Obstructive Shock - The Big Blockade
- Mechanism: Extracardiac obstruction physically blocks blood flow, leading to ↓ ventricular filling (preload) and ↓ cardiac output.
- Causes (📌 P.E.A.T.): Pulmonary embolism, Embolism (air), Aortic dissection, Tamponade & Tension pneumothorax.
- Hemodynamics: ↓ CO, ↑ SVR, ↑ CVP, variable PCWP.

⭐ Beck's Triad for cardiac tamponade: Hypotension, Distended Neck Veins (↑ JVP), and Muffled Heart Sounds.
High-Yield Points - ⚡ Biggest Takeaways
- All shock states cause inadequate tissue perfusion and cellular hypoxia.

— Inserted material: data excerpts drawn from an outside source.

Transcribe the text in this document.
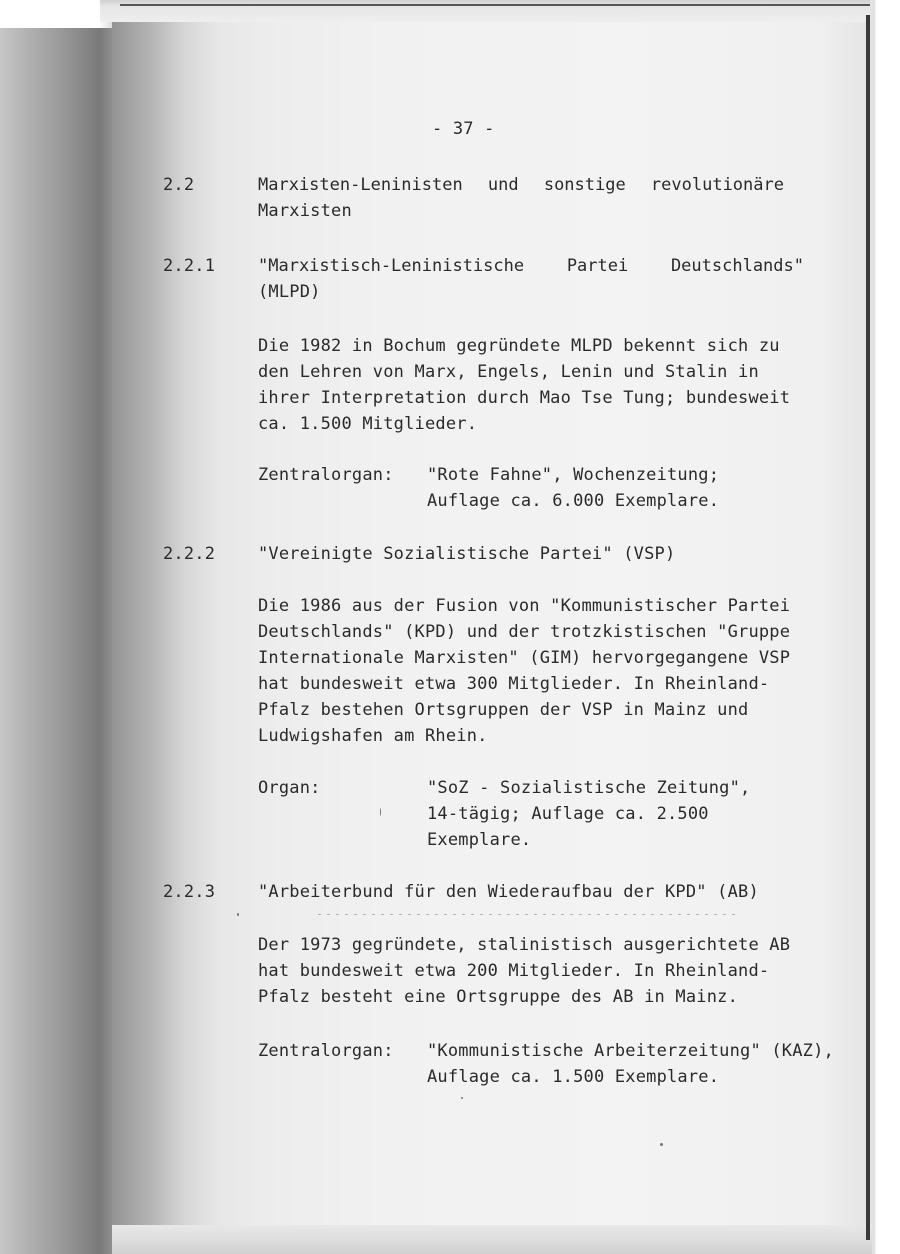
- 37 -
2.2	Marxisten-Leninisten und sonstige revolutionäre
Marxisten
2.2.1	"Marxistisch-Leninistische	Partei	Deutschlands"
(MLPD)
Die 1982 in Bochum gegründete MLPD bekennt sich zu
den Lehren von Marx, Engels, Lenin und Stalin in
ihrer Interpretation durch Mao Tse Tung; bundesweit
ca. 1.500 Mitglieder.
Zentralorgan: "Rote Fahne", Wochenzeitung;
Auflage ca. 6.000 Exemplare.
2.2.2	"Vereinigte Sozialistische Partei" (VSP)
Die 1986 aus der Fusion von "Kommunistischer Partei
Deutschlands" (KPD) und der trotzkistischen "Gruppe
Internationale Marxisten" (GIM) hervorgegangene VSP
hat bundesweit etwa 300 Mitglieder. In Rheinland-
Pfalz bestehen Ortsgruppen der VSP in Mainz und
Ludwigshafen am Rhein.
Organ:	"SoZ - Sozialistische Zeitung",
14-tägig; Auflage ca. 2.500
Exemplare.
2.2.3	"Arbeiterbund für den Wiederaufbau der KPD" (AB)
Der 1973 gegründete, stalinistisch ausgerichtete AB
hat bundesweit etwa 200 Mitglieder. In Rheinland-
Pfalz besteht eine Ortsgruppe des AB in Mainz.
Zentralorgan: "Kommunistische Arbeiterzeitung" (KAZ),
Auflage ca. 1.500 Exemplare.
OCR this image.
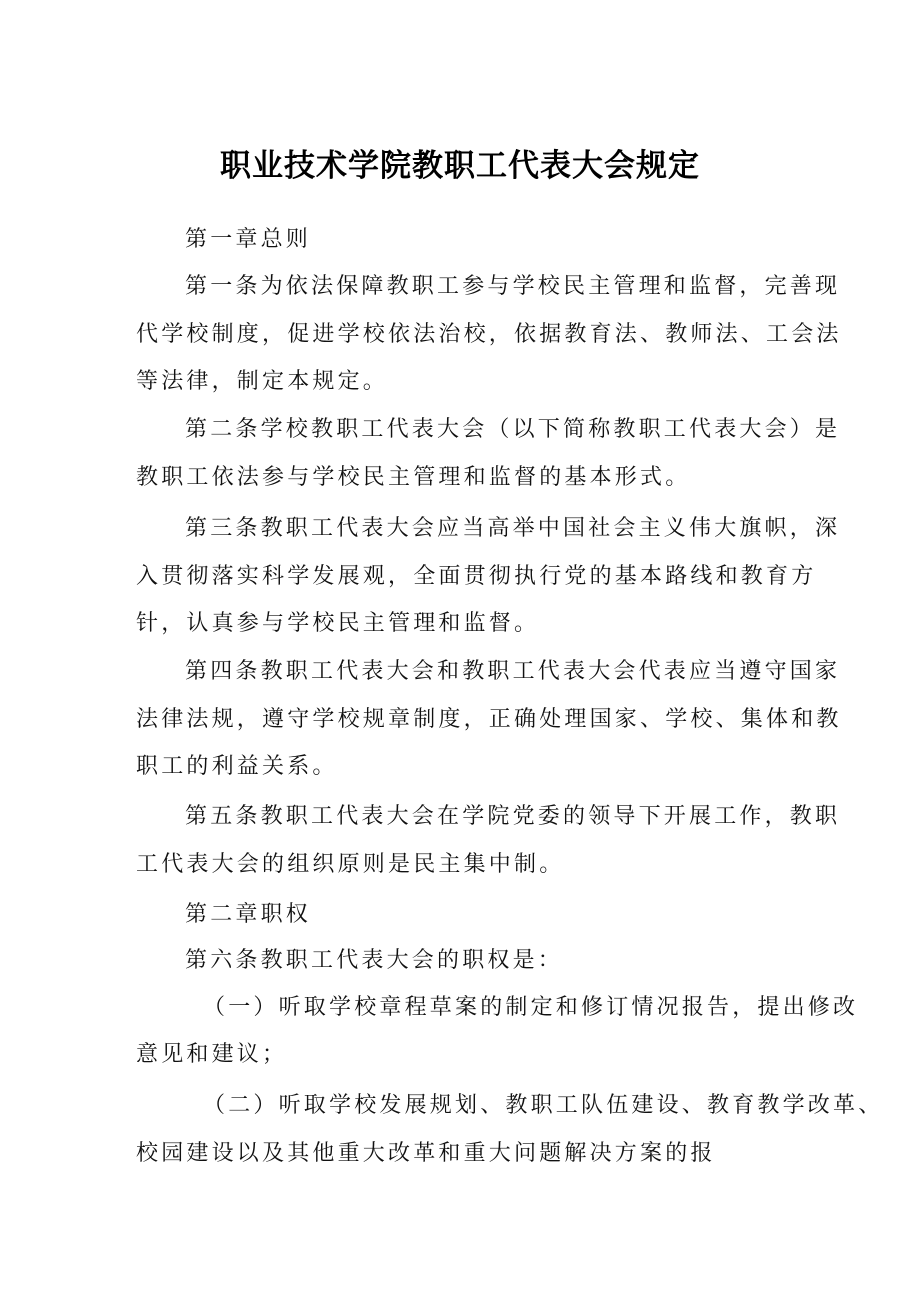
职业技术学院教职工代表大会规定

第一章总则

第一条为依法保障教职工参与学校民主管理和监督，完善现

代学校制度，促进学校依法治校，依据教育法、教师法、工会法

等法律，制定本规定。

第二条学校教职工代表大会（以下简称教职工代表大会）是

教职工依法参与学校民主管理和监督的基本形式。

第三条教职工代表大会应当高举中国社会主义伟大旗帜，深

入贯彻落实科学发展观，全面贯彻执行党的基本路线和教育方

针，认真参与学校民主管理和监督。

第四条教职工代表大会和教职工代表大会代表应当遵守国家

法律法规，遵守学校规章制度，正确处理国家、学校、集体和教

职工的利益关系。

第五条教职工代表大会在学院党委的领导下开展工作，教职

工代表大会的组织原则是民主集中制。

第二章职权

第六条教职工代表大会的职权是：

（一）听取学校章程草案的制定和修订情况报告，提出修改

意见和建议；

（二）听取学校发展规划、教职工队伍建设、教育教学改革、

校园建设以及其他重大改革和重大问题解决方案的报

- Distributive shock is unique: ↓ SVR is the primary defect, causing warm, flushed skin.
- Cardiogenic shock is pump failure (↓ CO) leading to pulmonary edema (↑ PCWP).
- Hypovolemic shock results from critically low preload (↓ PCWP) due to volume loss.
- Obstructive shock involves a physical blockage of blood flow (e.g., tamponade, massive PE).
- A compensatory ↑ SVR is a hallmark of most shock states, except for distributive.